Descrição
“Pode a fenomenologia contribuir para uma reconstrução feminista do caráter sedimentado do sexo, do gênero e da sexualidade no nível do corpo?”, pergunta Judith Butler neste ensaio de 1988. A partir dessa questão, a filósofa discute como o gênero se instaura no corpo por meio da repetição de atos performativos consolidados ao longo do tempo. A identidade de gênero não viria de uma essência interna predeterminada, mas daquilo que historicamente se constitui como tal: seria, assim, “uma realização performativa compelida por sanções sociais e tabus”. O caráter performativo do gênero, por outro lado, é justamente o que possibilita questionar a sua reificação.
“O corpo se torna seu gênero por uma série de atos renovados, revisados e consolidados no tempo.
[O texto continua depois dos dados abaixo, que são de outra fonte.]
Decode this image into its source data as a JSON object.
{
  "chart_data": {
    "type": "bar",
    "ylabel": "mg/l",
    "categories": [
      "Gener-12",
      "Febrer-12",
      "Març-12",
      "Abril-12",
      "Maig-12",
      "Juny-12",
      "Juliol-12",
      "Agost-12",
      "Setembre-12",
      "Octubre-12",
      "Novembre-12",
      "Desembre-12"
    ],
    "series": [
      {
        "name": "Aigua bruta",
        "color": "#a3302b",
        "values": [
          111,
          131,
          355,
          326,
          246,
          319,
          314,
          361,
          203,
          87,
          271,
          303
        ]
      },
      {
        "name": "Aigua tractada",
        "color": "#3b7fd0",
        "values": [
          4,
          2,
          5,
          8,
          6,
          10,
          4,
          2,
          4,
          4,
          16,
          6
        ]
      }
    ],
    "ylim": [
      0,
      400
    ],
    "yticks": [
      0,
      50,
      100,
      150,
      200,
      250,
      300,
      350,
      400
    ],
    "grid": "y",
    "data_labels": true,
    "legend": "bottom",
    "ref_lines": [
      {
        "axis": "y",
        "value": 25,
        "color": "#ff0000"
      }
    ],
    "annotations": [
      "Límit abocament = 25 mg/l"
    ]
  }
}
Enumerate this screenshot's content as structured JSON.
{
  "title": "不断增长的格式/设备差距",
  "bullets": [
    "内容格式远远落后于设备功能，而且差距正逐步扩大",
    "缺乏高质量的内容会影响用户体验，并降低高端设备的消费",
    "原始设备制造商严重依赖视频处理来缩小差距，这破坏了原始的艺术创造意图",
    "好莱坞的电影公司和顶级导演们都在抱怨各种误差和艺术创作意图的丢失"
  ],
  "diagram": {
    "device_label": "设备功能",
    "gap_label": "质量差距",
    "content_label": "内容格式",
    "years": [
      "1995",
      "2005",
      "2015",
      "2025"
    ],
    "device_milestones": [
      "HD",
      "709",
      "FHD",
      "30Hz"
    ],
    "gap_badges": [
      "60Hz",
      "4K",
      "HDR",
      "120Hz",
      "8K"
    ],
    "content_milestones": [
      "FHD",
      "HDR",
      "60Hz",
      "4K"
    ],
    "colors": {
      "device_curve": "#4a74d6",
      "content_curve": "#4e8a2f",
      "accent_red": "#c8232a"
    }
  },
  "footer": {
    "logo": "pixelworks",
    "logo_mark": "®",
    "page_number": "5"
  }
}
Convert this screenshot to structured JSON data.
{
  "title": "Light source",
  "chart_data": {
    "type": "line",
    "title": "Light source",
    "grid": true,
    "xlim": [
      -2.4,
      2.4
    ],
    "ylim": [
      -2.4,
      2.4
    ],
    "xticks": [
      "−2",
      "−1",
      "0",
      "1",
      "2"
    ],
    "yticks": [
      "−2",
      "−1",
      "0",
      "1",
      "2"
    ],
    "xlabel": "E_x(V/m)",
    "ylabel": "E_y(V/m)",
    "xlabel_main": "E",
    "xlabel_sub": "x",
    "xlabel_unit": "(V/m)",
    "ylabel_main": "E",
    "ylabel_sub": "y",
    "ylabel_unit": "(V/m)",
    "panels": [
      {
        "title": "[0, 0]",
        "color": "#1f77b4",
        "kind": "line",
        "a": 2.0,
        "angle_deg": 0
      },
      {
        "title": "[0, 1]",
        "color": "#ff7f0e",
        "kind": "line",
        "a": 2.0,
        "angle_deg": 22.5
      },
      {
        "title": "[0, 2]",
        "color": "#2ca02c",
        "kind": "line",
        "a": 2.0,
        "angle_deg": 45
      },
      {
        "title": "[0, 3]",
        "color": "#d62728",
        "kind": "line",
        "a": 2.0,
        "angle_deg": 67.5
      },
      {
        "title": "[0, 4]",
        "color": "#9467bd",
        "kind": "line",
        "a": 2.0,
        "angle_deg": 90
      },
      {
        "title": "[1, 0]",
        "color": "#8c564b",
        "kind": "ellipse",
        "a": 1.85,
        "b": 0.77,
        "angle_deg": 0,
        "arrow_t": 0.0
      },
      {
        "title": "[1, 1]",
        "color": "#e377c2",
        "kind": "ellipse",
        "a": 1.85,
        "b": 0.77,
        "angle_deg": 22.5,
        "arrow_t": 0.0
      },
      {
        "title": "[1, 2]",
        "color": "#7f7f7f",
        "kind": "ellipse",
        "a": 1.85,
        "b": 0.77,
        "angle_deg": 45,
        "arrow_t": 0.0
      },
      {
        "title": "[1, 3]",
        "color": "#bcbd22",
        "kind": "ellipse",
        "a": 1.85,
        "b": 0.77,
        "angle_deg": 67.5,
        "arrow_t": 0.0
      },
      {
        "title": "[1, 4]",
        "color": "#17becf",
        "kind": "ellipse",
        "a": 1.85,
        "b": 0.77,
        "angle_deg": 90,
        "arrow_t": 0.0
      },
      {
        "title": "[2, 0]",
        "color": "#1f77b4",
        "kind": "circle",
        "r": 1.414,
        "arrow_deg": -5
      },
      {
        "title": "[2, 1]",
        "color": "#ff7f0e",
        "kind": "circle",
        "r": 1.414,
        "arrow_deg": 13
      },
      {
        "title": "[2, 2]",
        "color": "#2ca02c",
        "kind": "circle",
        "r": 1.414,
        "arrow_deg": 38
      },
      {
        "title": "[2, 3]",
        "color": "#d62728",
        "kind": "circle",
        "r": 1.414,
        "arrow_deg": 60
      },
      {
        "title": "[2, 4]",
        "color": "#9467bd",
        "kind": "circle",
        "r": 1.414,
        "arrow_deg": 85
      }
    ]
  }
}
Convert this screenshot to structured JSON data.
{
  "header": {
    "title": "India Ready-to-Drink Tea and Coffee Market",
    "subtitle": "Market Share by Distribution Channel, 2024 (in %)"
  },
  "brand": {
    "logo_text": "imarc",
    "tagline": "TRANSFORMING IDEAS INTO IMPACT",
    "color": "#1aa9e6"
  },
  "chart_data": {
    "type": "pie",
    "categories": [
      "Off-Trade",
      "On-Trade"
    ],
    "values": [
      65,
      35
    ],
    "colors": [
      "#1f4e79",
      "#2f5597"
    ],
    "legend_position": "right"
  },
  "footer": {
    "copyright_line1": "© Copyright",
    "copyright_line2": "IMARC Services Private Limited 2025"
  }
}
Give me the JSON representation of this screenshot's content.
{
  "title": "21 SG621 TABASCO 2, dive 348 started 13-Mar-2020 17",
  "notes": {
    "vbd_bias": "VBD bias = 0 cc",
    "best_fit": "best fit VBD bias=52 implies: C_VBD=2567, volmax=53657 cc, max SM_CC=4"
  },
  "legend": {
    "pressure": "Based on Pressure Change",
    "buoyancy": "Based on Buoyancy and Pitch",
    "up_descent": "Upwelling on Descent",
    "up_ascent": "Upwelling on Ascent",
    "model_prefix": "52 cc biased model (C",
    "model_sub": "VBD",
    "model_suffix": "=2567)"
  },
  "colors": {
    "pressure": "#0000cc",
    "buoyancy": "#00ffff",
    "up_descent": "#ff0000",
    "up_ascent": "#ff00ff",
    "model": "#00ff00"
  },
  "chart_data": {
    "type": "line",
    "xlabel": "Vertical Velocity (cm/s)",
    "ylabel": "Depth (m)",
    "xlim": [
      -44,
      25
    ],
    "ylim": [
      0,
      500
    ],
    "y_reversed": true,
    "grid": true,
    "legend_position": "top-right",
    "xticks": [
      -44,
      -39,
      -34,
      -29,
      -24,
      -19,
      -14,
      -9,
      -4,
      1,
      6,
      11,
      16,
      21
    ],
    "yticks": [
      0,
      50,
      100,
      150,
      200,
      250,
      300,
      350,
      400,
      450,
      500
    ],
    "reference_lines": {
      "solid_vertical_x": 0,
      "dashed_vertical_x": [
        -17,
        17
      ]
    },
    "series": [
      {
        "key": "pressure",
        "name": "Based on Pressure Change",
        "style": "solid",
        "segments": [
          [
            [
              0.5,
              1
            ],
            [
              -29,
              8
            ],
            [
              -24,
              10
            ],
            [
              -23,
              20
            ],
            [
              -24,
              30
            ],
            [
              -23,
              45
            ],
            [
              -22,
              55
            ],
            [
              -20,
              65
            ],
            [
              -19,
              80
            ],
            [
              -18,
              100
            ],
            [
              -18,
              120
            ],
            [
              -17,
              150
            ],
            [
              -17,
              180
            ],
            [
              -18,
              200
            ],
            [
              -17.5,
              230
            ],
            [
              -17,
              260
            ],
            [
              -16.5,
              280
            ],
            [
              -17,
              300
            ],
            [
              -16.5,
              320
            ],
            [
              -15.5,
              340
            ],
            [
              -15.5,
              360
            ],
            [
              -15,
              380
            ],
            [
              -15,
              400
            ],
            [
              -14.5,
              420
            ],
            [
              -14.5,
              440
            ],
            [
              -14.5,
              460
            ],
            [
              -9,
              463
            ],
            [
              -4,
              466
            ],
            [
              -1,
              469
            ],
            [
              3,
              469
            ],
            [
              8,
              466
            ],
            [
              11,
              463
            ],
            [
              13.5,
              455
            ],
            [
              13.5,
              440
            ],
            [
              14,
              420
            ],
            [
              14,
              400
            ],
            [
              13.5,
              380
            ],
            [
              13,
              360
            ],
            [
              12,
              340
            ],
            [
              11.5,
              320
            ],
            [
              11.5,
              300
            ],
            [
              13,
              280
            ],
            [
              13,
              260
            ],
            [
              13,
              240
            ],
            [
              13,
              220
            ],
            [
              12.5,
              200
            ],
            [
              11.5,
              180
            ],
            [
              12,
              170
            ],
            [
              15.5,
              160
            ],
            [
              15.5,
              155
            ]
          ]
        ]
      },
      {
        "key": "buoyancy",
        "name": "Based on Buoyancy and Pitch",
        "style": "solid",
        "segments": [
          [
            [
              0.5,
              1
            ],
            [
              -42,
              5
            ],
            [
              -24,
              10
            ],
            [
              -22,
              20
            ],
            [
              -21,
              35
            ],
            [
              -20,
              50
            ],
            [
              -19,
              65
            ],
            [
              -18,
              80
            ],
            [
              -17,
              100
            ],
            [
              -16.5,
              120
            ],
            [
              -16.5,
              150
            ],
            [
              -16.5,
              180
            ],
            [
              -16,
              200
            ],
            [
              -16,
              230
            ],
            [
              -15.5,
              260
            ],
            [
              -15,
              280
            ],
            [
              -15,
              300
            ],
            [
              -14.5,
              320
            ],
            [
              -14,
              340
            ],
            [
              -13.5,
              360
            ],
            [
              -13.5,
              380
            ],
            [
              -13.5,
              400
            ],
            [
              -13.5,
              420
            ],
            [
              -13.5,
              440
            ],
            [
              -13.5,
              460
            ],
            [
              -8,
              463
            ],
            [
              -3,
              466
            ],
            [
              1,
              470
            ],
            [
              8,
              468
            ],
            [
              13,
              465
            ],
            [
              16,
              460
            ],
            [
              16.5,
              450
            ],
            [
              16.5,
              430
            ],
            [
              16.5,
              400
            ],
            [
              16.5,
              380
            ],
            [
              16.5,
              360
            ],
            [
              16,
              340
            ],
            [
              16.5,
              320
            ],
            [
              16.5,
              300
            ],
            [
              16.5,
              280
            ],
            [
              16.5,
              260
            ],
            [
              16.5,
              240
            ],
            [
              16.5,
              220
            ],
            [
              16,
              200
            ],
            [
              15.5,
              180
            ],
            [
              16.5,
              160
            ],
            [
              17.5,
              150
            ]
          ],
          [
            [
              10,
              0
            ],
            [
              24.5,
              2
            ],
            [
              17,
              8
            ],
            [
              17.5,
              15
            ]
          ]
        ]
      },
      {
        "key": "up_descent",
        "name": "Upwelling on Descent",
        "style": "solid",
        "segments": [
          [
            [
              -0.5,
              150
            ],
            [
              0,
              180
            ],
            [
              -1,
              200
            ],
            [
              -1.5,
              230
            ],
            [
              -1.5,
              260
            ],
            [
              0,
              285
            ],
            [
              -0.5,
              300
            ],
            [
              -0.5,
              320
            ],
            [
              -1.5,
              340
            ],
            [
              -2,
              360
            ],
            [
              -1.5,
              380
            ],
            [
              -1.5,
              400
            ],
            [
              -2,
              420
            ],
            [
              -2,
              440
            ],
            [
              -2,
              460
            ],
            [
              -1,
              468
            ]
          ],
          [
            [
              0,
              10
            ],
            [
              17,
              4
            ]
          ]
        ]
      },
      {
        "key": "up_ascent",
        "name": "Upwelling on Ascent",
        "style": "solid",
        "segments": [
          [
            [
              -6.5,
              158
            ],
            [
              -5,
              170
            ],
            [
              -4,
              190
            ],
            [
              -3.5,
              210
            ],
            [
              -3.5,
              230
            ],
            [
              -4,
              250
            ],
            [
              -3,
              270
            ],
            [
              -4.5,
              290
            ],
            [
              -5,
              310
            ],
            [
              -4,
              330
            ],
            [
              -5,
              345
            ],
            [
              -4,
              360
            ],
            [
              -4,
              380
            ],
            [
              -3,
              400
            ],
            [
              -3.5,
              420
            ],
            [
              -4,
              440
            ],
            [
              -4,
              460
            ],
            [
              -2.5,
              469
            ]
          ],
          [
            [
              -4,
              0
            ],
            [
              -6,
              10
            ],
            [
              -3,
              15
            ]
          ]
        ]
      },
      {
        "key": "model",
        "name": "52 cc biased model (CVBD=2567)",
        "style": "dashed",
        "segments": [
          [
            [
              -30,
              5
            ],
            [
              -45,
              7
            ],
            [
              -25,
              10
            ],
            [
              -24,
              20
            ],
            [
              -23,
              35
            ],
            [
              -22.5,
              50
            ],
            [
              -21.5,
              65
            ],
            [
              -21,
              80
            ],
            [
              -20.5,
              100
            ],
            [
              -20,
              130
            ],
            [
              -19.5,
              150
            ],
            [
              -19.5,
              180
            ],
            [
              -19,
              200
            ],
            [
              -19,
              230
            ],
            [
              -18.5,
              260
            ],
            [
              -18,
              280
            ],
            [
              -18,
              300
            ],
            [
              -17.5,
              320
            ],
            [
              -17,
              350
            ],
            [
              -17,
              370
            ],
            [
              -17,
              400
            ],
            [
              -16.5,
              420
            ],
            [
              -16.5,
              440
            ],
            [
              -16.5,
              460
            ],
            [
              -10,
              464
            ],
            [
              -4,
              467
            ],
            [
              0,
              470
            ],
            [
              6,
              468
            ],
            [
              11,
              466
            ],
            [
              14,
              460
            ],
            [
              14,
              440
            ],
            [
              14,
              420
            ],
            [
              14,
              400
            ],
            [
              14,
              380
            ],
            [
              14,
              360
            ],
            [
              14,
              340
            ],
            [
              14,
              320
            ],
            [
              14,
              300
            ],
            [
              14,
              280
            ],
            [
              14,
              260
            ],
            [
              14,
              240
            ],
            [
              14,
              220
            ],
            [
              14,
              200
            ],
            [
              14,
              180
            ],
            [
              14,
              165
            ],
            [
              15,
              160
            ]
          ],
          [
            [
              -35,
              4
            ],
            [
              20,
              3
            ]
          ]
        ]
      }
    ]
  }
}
De um ponto de vista feminista, pode-se buscar reconceber o corpo generificado mais como o legado de atos sedimentados do que como estrutura, essência ou fato predeterminados ou fechados, sejam naturais, culturais ou linguísticos […]. Apesar do caráter tão arraigado do patriarcado e da frequência com que a diferença sexual é utilizada como uma distinção cultural operatória, não existe nada dado em um sistema de gênero binário. Como um campo corporal do jogo cultural, o gênero é uma questão fundamentalmente inovadora, ainda que esteja bastante claro que existem punições rigorosas para quem questiona ou sai do roteiro, ou mesmo para quem improvisa de maneiras não autorizadas. O gênero não é passivamente inscrito no corpo nem determinado pela natureza, a língua, o domínio simbólico ou a assoberbante história do patriarcado. O gênero é aquilo que se supõe, invariavelmente, sob coerção, diária e incessantemente, com angústia e prazer.”